There are few things that get on my nerves.  However, one thing that always bothered me is when people would say that watching tennis is a bore.  And if they’d humor me and watch some of the game with me, they‘d want to talk during points or get up right before a crucial juncture in the match. The gall of such people! Can’t they appreciate the unique form that each players uses? Can’t they appreciate the shot selections, angles, and movement of each player?  It can be a thing of beauty.
                 Obviously, from my perspective, their lack of- we’ll call it respect- stems from a lack of appreciation for the details.  What they are watching and what I am watching are two entirely different games.  I see variety, where they see sameness.  I see genius, where they see luck.  And consequently, the way I treat watching the game- with rapt attention and respect- is vastly different than the way they treat watching the game.  This prosaic example can be applied to any field and its experts.  A curator sees a Mona Lisa vary differently than I do, and a cosmologist sees a very different sky than I do.  The difference?  Details- they know how to appreciate how every detail is important and plays a crucial function in creating the brilliant sui generis of the form. 
                Whenever there is a lack of sensitivity, the term we use is quite appropriate.  We say we are ‘deadened’ to the thing. If standing in front of a Van Gogh, I say in front of a curator,’ why are these globs of paint worth so much’, she would likely turn red with anger, pucker her lips in disgust, and say, ‘you fool, you have to be dead not to be appreciate this’.  In a certain sense, she’d be exactly right.  Her whole vitality resides in the angry brush strokes of Van Gogh:  their angles, shades, and texture ignite a passion within her.  On the contrary, for the pedestrian art viewer, it is globs of paint and, after a few of them at a museum, the inclination is to take a seat and a nap.  With this in mind we can begin to understand what are job is on Yom Kippur.
                In general, we didn’t ‘mess up’ in a big way this past year.  We didn’t scam the world out of billions like Madoof, and we probably didn’t violently abuse anyone this year, and we probably may have never  been furiously mad at anyone this year.  Everything we did wrong was vastly more subtle, and to our sensibility, even largely out of our control. How can you not wake up late once in a while if you’re tired?  How can you not get a little agitated when somebody shows up ten minutes late to a meeting?  The reason why many of the little transgressions in our lives show up is because of our sensitivities.  We are not gauged to think that a little anger, a little late is a problem unless we really stop and think about it long enough to realize that, yea, could’ve done better there if I really tried.  However, this is where repentance comes in.  Repentance is the realization that every aspect of life is important.  Why?  Because G-d is one or, to put it differently, all is an aspect of G-d. 
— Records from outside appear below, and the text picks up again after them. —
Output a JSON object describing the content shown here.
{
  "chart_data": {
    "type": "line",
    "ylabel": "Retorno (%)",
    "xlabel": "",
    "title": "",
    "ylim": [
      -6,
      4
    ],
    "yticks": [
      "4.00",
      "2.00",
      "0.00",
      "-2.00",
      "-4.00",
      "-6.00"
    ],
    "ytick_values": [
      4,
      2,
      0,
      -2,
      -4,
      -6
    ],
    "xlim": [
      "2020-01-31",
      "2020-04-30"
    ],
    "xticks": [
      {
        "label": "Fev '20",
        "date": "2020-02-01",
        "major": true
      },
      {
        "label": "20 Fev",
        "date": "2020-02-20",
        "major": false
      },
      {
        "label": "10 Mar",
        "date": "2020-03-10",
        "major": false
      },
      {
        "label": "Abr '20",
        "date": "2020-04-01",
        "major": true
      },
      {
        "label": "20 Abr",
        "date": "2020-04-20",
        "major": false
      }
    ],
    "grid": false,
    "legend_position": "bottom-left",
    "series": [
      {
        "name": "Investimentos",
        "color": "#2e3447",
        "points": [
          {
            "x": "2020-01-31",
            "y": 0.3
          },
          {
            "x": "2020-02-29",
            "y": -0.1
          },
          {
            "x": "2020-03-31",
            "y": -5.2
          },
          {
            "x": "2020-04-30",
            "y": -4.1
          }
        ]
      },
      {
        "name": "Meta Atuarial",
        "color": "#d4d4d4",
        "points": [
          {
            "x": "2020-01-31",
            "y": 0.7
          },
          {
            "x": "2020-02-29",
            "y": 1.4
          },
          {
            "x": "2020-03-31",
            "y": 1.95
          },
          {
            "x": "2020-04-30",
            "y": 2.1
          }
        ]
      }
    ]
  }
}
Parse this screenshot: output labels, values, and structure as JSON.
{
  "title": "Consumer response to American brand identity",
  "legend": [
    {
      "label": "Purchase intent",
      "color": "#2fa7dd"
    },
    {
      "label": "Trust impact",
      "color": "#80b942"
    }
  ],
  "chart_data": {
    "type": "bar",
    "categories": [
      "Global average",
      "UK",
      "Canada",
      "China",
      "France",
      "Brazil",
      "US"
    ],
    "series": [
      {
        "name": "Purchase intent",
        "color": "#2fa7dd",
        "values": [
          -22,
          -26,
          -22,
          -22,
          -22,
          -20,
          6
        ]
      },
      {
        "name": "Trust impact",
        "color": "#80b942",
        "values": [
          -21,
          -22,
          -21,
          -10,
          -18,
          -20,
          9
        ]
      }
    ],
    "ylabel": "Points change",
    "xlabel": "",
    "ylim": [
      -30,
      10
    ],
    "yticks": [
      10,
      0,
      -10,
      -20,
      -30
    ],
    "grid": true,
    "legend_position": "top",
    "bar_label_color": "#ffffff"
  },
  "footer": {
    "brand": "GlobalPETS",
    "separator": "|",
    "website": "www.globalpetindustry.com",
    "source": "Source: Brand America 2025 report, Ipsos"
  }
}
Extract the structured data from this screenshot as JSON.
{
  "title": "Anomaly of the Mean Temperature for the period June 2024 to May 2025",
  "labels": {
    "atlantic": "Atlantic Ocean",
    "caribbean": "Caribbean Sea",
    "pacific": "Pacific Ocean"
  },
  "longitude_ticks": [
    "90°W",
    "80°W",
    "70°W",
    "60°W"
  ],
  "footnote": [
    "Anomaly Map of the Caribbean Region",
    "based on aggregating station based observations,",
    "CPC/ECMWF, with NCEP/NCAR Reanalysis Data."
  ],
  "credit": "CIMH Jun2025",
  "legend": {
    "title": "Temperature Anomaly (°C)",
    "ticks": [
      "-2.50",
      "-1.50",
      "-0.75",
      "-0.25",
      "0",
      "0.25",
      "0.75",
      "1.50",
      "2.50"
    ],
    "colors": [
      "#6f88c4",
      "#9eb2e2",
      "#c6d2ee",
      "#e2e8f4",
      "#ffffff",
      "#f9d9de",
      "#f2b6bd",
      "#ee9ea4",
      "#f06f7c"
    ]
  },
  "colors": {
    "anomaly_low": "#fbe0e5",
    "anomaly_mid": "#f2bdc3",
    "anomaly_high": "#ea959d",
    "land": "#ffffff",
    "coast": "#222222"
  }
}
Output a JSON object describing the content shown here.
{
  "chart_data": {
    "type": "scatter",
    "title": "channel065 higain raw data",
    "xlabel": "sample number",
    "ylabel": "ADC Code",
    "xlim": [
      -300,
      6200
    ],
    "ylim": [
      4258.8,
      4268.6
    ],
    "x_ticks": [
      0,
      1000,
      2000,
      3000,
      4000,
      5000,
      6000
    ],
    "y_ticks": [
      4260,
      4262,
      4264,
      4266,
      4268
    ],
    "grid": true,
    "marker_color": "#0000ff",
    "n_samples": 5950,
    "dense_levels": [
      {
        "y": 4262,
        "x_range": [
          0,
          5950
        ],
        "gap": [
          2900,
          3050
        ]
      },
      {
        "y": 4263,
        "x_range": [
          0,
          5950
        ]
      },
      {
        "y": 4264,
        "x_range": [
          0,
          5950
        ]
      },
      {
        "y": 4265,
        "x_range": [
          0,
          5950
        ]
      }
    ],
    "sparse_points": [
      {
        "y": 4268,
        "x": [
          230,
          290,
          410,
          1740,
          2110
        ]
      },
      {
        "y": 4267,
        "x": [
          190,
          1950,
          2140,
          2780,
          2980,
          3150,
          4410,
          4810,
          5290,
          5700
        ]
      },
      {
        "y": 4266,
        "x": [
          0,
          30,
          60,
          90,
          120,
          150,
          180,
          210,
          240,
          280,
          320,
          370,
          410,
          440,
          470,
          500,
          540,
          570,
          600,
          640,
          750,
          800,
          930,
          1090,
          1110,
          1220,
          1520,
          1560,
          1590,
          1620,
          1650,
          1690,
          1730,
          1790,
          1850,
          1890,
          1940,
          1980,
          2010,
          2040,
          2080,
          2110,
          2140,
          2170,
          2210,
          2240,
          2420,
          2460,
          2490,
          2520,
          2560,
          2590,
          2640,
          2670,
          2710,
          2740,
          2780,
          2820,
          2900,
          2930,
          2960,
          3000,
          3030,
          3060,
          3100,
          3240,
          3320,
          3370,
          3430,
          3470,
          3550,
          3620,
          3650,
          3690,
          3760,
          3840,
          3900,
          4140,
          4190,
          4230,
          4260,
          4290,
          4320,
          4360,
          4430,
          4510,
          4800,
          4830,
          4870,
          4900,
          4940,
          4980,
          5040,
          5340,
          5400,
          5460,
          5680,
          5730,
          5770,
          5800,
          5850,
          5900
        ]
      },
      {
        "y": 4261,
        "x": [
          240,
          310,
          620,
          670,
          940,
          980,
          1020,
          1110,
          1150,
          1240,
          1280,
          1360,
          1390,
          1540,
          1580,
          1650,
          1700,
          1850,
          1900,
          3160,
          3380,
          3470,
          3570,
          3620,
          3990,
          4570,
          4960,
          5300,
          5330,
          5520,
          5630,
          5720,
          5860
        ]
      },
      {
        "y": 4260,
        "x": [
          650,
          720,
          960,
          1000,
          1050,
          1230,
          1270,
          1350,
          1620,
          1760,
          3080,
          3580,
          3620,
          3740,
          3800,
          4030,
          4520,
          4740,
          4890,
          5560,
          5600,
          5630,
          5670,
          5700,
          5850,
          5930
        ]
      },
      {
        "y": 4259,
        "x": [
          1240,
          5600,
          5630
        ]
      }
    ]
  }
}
In other words, the more we become connoisseurs of life, the more those little details are treated with a touch more sensitivity, rendering them a big detail, and then we treat them properly - we become curators to our own existence.  It is becoming alive in a real way through an increase in sensitivity to the spiritual side of life which is rapt with detail.  Life and death in Judaism are not defined by a failing body; they are defined by a soul that is alive or dead.  Does our soul pick up all the greatness and detail around us (As the 'rituals' of Judaism beg of us)?  After all, why else would repentance have been created before the world?  Did G-d expect us to sin?  Maybe.  But more than that, the real idea of repentance is not to bang our chest and read out a laundry list of sins.  It is to realize there is always another level of sensitivity I can reach, another level of life.  The fact that G-d created repentance before the world means that G-d made a world where we can always grow and develop to no end- and He expects us to.  So this Yom Kippur, it is time to enter the book of a good life and start to appreciate the details of our actions, for that is exactly where a passionate life is.  Enjoy the service and lay out a blank canvas for the new Year.